Gestern schrieb Naila eine Postkarte an Pia, mit Grüssen an Holly und Cino, sowie eine an ihr Grossmami, meine Mutter. Taieb hat seiner Lehrerin und Yannik geschrieben. Natürlich habe ich ihnen dabei ein bisschen geholfen.

Morgen wollen beide noch je eine Karte schreiben. Ich würde auch gerne jeden Tag zwei oder drei oder vier Karten schreiben: den Perlen in meinem Leben. Aber ich habe eine komplizierte Beziehung zu meiner Handschrift… 🤷🏻‍♀️

So lasse ich es meist bleiben. Dafür zeige ich den Menschen meine Verbundenheit auf andere Weise. Rada werde ich zu Weihnachten schreiben.

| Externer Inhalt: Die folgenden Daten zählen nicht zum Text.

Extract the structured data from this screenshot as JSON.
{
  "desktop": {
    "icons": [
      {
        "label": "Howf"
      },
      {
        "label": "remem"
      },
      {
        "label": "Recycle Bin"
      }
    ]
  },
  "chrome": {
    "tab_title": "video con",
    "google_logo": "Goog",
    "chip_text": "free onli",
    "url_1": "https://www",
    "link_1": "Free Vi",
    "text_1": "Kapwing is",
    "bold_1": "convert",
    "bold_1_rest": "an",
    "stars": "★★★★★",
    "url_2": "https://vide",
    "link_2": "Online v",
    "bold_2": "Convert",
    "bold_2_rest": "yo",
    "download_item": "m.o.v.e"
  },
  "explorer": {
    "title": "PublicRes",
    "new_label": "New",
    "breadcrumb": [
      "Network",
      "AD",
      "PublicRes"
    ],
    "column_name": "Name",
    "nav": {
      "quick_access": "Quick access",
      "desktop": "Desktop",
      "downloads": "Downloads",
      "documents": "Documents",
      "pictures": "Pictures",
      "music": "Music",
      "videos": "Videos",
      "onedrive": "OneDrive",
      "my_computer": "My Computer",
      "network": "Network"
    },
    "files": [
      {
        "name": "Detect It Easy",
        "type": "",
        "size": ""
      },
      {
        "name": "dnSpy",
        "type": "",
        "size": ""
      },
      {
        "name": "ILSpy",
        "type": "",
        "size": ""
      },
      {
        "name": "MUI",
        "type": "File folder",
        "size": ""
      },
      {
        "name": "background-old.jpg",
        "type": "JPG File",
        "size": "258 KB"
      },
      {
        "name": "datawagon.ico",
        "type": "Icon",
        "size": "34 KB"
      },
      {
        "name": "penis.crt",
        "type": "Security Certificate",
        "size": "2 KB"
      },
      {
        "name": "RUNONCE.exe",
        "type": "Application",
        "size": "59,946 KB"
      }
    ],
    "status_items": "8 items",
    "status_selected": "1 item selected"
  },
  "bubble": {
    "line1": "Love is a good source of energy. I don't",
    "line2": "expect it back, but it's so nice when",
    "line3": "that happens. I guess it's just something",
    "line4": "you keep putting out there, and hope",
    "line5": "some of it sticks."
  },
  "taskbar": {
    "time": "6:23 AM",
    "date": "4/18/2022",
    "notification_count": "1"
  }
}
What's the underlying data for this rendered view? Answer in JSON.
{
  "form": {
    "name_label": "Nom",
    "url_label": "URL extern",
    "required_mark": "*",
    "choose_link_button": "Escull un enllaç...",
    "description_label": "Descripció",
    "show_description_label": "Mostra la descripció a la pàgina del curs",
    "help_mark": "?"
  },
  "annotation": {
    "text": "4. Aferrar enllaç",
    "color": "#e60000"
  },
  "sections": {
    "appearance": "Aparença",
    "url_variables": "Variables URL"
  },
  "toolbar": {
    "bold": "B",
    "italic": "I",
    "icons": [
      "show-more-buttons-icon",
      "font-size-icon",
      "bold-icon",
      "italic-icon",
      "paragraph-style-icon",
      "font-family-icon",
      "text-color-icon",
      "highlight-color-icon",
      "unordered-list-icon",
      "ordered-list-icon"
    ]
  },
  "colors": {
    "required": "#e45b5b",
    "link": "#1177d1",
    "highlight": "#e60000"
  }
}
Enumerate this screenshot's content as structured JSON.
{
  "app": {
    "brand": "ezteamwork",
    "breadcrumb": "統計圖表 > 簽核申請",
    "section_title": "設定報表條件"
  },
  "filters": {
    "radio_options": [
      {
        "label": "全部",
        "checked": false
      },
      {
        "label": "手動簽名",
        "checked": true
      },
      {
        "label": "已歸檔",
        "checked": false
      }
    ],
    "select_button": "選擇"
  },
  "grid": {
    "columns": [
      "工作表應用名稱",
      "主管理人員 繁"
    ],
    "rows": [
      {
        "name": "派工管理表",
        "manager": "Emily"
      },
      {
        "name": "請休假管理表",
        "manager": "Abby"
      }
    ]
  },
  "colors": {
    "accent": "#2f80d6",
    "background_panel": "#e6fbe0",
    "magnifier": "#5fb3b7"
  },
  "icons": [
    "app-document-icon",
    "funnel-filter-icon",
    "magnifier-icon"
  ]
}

Naila vermisst Sanja bereits. Sie konnte ja nicht mehr mit ihr, sondern musste“ mit uns am Tisch essen. Und entschied sich für eine doppelte Portion Melone, eine Pflaume, Reis und einen ganzen Teller voller Gelb.

Den Namen von Gelb hatte sie vergessen. Auch der Teller von Taieb war gefüllt mit Gelb. Einem Berg Pommes nämlich.

Das Wetter war heute nicht so, wie man es sich für Pools und Strand vorstellt. Also beschlossen wir, am Nachmittag mit dem kleinen, blauen Touristenzug durch die Umgebung von Cala d’Or zu fahren. Dieses Wetter könnten wir zu Hause auch haben. Die ganze Wände bedeckenden Bougainvilleas, den Einfahrten zierenden Oleander und die Hibiskusblüten, die einen immer anzuschauen scheinen, jedoch nicht. Die Palmen und das Meer auch nicht.

Ich versuchte, mir vorzustellen, wie die Umgebung im Sonnenschein aussähe. Ich musste mich eigentlich ja nur zurückerinnern. Hell und golden glitzernd.

Nächste Woche sollen die Temperaturen wieder zwischen 25 und 27 Grad werden. Ein wenig ärgert mich das schon, um ehrlich zu sein. Die kalte Jahreszeit ist immer eine zusätzliche Herausforderung bei chronischen Erkrankungen. Aber es wird schon gehen.

Das Gelb von Naila war übrigens Mais.